For everyone I talked to, I asked if they were concerned about the recent revelations from Gingrich’s ex-wife, who alleged that the House Speaker wanted an “open marriage.” Chuck Gregoire, a semi-retired internet marketer, had a response that was pretty typical of the reactions I received. “We really need someone to come out and kick some but, and I think that’s really where the country is now, and he’s got the ego to get it done.”, said Gregoire. He clarified—he wouldn’t “trust him with my wife,” but he does believe that he could lead the country and correct for Obama’s presidency.
Brian and Cathy Renaud, who moved to South Carolina from Michigan after losing their homes to the Great Recession, were also dismissive of the allegations against Gingrich. “I think we all see through the media’s ploy,” said Brian, “Putting her up to talk two days before a primary? Give me a break.”
Likewise, few people gave any credence to the notion that Gingrich showed racial insensitivity with his comments on poor children or work ethic. “I grew up rather poor and the one thing my parents instilled in me was a work ethic,” said Diane, who declined to give her last name, “I think work ethic is very important, irrespective of race. It’s a universal—kids need to know how to work.”

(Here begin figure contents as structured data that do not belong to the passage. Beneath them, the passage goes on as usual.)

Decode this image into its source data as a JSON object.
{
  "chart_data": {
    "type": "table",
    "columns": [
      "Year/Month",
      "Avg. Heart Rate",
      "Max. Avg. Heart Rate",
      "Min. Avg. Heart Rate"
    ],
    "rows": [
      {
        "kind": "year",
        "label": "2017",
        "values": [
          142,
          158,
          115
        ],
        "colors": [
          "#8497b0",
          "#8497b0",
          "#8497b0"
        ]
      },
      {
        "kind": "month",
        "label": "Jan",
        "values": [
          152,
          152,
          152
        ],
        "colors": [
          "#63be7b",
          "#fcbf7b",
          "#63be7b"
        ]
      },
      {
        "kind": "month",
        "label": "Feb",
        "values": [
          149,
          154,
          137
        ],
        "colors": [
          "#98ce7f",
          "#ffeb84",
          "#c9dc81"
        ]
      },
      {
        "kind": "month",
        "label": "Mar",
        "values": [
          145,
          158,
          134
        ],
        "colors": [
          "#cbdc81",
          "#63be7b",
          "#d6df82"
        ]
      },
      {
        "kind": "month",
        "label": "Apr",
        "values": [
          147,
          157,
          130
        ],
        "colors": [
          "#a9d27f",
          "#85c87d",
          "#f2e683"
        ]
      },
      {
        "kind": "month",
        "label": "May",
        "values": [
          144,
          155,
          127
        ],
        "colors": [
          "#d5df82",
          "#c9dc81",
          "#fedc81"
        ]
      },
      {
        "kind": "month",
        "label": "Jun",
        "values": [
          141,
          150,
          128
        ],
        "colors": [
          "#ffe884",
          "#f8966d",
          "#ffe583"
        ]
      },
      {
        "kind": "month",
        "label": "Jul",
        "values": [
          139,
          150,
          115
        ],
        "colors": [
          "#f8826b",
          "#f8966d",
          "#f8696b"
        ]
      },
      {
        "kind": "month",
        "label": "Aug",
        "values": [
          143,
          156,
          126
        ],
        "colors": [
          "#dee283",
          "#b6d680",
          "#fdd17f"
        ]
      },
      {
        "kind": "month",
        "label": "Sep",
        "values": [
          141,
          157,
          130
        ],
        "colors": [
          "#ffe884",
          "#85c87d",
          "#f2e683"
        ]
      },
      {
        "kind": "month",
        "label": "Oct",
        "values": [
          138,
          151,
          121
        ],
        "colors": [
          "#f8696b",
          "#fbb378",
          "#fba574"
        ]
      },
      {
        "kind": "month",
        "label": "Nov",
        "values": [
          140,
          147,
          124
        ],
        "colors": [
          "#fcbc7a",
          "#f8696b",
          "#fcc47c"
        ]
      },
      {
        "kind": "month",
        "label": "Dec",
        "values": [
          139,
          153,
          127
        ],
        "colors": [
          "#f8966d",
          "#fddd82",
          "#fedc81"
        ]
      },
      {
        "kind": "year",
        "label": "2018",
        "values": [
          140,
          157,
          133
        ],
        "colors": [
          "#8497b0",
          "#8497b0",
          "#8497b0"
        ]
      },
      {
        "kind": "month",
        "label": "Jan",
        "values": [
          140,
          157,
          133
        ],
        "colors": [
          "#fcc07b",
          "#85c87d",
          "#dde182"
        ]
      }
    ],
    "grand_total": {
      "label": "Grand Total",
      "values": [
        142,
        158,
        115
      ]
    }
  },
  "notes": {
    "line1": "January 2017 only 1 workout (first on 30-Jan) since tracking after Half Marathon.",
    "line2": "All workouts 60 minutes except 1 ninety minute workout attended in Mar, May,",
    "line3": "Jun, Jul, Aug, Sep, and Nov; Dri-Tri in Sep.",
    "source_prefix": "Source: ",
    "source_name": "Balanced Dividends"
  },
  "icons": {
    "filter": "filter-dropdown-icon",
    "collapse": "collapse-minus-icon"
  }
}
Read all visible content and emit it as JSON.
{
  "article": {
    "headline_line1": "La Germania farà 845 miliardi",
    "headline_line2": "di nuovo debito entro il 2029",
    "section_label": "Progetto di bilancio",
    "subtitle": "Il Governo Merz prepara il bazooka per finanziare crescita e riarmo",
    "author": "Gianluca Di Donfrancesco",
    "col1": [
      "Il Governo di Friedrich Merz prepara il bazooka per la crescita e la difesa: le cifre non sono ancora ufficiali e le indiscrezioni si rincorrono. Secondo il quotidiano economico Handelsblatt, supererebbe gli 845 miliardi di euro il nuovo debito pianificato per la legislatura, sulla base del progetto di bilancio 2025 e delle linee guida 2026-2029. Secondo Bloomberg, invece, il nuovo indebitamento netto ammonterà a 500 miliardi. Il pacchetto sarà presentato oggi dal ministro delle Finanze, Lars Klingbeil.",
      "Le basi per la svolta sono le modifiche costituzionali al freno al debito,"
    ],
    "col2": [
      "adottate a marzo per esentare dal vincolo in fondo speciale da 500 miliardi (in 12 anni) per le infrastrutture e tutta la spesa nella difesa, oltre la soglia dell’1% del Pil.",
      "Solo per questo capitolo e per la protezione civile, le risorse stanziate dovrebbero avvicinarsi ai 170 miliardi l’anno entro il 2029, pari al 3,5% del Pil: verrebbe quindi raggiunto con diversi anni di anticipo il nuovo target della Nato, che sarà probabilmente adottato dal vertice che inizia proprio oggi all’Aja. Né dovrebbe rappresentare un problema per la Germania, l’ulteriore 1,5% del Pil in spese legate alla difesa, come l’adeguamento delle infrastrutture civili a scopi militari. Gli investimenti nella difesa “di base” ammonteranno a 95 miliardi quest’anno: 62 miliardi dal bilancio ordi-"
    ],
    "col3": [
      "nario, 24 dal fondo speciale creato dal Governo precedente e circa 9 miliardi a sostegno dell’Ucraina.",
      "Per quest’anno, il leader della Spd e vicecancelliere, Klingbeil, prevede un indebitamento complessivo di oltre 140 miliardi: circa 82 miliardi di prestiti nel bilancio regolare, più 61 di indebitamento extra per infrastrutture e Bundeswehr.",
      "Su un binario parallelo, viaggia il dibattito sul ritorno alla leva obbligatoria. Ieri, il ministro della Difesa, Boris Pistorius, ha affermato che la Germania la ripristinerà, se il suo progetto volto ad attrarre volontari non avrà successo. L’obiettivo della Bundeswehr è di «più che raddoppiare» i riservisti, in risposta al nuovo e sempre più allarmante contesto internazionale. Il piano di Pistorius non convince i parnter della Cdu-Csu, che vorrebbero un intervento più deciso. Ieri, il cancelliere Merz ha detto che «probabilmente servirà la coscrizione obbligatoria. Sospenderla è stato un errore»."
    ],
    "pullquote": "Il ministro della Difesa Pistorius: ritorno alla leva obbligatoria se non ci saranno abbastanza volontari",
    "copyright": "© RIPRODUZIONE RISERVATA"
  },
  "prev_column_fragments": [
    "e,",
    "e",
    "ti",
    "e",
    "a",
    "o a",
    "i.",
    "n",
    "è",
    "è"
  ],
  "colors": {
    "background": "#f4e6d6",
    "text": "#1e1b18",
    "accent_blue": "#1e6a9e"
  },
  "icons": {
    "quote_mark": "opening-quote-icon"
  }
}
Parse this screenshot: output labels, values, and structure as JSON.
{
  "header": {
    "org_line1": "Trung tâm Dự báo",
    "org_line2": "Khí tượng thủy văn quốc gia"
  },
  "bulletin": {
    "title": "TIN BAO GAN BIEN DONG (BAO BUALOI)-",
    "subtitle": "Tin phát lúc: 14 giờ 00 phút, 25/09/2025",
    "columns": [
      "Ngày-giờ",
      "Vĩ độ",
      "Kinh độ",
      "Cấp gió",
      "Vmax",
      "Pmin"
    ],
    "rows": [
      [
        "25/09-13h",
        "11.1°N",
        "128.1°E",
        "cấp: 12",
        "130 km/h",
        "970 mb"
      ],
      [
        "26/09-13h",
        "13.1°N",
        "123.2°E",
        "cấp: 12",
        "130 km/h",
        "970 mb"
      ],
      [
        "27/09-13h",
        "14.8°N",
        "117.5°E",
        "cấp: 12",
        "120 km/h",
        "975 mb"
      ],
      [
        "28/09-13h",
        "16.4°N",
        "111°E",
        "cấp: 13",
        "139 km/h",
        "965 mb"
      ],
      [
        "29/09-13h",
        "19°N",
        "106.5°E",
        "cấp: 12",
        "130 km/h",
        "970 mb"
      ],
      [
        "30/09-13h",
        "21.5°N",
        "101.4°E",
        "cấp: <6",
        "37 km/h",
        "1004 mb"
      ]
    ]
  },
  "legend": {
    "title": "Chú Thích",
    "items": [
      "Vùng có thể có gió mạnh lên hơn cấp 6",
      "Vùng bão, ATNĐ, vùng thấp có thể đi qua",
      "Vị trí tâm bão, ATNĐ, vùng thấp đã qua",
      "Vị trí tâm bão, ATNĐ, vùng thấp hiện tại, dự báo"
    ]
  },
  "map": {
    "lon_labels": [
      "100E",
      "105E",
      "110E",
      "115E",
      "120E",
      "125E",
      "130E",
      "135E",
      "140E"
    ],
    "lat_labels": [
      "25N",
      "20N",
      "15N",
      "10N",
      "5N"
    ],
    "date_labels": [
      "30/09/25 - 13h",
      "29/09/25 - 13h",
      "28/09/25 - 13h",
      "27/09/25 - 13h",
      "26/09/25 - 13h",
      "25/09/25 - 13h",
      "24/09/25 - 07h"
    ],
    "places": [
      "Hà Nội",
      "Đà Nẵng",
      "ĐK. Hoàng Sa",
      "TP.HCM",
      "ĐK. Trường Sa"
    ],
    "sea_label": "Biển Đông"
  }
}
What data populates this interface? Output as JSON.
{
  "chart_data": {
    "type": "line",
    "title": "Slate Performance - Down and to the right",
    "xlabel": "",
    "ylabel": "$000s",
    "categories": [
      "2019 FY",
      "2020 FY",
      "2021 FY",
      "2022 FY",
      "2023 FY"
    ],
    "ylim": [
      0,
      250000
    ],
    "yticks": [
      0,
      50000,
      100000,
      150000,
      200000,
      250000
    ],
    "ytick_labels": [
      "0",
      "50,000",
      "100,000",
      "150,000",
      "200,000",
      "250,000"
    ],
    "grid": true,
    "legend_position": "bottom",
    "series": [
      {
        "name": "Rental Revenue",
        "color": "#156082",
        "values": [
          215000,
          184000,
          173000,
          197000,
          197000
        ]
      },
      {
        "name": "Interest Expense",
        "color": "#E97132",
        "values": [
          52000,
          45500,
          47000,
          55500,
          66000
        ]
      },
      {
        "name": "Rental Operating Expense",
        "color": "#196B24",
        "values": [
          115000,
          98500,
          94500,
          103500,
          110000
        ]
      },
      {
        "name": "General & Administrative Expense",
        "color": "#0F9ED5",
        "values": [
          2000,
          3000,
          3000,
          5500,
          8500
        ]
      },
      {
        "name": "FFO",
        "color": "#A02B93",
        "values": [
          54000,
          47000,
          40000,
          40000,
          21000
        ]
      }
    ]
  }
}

Bill, who was standing in the group with Diane, added his two cents. “I think we’re long beyond the racial divide in this country, and I think that was all about helping less fortunate folks,” he said, “there’s more people on food stamps that are white then black, and I don’t think there was any racial element to that at all.”
Normally, I’m skeptical of surges, even late ones. When it comes down to it, the only poll that matters is the election itself. But after seeing the sheer enthusiasm of Gingrich’s supporters, I can’t help but think that he has a very good day ahead of him.